Die ukrainische Industrie könne inzwischen schneller produzieren, doch um die Kapazitäten für die Rüstungsindustrie wirklich auszuschöpfen, fehle ihr das Geld, so Pistorius am Abend in einem Interview, das Moderatorin Maybrit Illner kurz vor ihrer Sendung mit dem Politiker geführt hat. "Dem leisten wir jetzt Abhilfe, gemeinsam als Europäer und wir mit unserem Beitrag, indem wir der Ukraine mit Geld helfen, bei der eigenen Rüstungsindustrie zu beschaffen und bezahlen zu können." Deutschland wolle der Ukraine dabei helfen, weitreichende Raketen anderer Bauart schnell zu produzieren. "Dieses System wird bis zum Ende des Jahres zur Verfügung stehen, und das ist ein echter Gewinn für die Ukraine, sowohl von der Qualität als auch von der Masse her", so der Verteidigungsminister. Was die Lieferung von Taurus-Marschflugkörpern angehe, gebe es eine klare Beschlusslage, an der sich nichts geändert habe.
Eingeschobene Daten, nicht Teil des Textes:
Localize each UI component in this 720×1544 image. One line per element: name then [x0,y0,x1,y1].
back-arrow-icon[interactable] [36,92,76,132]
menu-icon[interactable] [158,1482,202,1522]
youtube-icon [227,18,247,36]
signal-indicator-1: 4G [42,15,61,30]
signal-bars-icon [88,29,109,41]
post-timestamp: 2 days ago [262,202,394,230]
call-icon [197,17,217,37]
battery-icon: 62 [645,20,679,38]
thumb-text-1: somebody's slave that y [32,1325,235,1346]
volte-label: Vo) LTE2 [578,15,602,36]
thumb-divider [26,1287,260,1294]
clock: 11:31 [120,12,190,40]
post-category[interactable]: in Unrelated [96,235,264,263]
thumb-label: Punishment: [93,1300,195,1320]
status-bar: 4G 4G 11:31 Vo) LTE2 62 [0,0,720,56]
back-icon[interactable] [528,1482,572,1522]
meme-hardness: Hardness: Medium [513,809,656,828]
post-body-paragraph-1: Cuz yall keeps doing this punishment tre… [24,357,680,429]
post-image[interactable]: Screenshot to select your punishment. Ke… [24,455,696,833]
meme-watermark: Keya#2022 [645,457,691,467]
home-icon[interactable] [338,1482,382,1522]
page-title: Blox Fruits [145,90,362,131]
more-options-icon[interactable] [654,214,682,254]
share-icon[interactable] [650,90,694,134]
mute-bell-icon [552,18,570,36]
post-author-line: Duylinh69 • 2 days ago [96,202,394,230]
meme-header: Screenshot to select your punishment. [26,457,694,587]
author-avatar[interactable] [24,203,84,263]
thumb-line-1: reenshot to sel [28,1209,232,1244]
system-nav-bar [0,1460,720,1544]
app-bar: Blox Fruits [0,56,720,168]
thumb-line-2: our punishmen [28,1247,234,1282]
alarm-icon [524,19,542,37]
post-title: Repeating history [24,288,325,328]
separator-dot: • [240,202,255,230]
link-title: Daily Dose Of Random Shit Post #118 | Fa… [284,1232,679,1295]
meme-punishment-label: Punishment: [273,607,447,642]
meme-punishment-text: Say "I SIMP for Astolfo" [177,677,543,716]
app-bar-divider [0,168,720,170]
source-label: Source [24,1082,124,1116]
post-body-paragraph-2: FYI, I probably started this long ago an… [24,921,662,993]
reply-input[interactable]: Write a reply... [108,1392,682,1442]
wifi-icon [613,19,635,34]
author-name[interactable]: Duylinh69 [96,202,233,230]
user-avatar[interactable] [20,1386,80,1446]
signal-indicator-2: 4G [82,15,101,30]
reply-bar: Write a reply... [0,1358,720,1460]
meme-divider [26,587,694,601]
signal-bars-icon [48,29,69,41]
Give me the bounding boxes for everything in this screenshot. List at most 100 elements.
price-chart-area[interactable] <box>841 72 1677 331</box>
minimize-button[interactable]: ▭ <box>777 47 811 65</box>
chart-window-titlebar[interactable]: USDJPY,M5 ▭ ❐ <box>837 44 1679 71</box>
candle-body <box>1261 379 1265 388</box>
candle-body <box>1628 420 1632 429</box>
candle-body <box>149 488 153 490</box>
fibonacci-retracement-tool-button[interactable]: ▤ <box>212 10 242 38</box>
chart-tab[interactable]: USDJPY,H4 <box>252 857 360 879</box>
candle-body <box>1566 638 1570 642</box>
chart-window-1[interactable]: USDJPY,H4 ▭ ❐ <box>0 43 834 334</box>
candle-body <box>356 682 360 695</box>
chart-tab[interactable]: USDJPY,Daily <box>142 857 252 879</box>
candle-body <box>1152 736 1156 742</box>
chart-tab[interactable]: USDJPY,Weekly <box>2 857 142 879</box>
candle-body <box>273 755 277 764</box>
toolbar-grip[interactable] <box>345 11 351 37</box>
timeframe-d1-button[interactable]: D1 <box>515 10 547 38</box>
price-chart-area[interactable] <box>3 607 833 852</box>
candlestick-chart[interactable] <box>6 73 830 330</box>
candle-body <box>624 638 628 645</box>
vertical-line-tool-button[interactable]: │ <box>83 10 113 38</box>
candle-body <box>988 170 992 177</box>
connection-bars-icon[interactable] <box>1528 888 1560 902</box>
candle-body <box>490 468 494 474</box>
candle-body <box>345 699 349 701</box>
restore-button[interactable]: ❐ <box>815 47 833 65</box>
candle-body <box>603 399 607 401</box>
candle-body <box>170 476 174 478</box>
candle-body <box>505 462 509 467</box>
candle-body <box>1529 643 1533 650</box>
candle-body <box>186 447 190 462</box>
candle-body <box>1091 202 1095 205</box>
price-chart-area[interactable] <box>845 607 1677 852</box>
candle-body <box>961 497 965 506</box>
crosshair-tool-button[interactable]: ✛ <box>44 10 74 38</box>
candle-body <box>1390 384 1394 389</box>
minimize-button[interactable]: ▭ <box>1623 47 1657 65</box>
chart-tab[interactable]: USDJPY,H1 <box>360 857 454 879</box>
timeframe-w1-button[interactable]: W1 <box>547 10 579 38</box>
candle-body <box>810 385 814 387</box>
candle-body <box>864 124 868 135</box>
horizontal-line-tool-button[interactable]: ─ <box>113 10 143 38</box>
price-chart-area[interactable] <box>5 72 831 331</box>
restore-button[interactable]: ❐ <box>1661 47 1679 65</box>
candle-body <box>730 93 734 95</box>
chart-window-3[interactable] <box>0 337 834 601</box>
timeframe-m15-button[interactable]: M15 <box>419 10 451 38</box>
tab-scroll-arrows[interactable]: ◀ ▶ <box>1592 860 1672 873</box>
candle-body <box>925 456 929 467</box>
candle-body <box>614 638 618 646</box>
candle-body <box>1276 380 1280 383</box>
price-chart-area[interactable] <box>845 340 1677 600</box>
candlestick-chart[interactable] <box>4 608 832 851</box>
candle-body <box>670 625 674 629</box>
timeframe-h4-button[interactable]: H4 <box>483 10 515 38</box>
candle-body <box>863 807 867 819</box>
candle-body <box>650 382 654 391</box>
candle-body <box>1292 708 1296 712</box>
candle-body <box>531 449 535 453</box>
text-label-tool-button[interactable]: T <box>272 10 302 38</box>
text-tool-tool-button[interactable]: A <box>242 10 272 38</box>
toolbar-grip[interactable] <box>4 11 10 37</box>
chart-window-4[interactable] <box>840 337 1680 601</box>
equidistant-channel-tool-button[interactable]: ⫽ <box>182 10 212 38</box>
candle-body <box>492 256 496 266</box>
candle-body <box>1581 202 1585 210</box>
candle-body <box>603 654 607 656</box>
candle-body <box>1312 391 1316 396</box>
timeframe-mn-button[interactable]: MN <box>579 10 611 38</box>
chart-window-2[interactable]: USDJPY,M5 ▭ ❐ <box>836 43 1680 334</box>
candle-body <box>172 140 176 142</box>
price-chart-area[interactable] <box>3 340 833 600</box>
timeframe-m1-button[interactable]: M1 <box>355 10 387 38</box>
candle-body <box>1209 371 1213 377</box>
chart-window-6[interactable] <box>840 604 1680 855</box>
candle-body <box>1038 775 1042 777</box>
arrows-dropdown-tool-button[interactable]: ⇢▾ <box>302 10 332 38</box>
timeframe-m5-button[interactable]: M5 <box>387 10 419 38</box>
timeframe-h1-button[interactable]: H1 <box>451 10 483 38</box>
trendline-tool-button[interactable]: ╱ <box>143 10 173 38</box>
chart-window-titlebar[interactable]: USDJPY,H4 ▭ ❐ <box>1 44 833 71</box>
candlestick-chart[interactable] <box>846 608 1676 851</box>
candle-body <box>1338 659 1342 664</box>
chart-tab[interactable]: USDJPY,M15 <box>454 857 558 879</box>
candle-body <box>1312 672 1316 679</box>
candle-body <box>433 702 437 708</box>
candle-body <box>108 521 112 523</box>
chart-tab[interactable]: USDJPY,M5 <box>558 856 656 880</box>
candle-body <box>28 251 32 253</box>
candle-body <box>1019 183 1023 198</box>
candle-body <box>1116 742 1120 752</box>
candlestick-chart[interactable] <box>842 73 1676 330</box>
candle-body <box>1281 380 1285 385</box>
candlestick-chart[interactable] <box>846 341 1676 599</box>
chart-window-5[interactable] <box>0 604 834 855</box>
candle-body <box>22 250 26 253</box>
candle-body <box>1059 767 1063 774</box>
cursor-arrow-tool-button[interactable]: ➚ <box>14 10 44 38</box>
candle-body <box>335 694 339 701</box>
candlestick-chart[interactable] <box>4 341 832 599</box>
Unterdessen haben sich knapp hundert SPD-Linke mit einem "Manifest" an die Öffentlichkeit gewandt. Darin schreiben sie: Eine auf Jahre festgelegte Erhöhung des Verteidigungshaushaltes auf 3,5 oder 5 Prozent des Bruttoinlandsprodukts sei irrational, fordern "eine zukunftsfähige Verteidigungs- und Sicherheitspolitik" und eine schrittweise Rückkehr zur Entspannung der Beziehungen sowie eine Zusammenarbeit mit Russland.

Pistorius: Putin will gar nicht verhandeln

Pistorius lehnt das "Manifest" ab, bleibt aber zunächst gelassen in der Sache: "Ich nehme das nicht persönlich", sagt er. "Das kann mich gar nicht treffen, weil ich weiß, dass wir nicht diejenigen sind, die den Weg einer Konfrontationsstrategie eingeschlagen haben. Daher ist dieser Vorwurf schon einmal völlig ins Leere gehend. Es ist bedauerlich, dass man diese Worte wählt." Dann ist er es, der die klaren Worte findet: "Gleichzeitig wollen wir doch mal die Kirche im Dorf lassen: Putin ist der Aggressor in diesem Krieg. Putin verweigert jede Friedensverhandlung. Putin sabotiert sie und unterläuft sie sogar, indem er seine Angriffe auf die Zivilbevölkerung der Ukraine massiv erhöht. Das alles ist völlig eindeutig. Wie man sich in dieser Phase eine engere Zusammenarbeit mit Russland auch nur vorstellen kann, ist völlig befremdlich." In der Ukraine tobe ein Krieg.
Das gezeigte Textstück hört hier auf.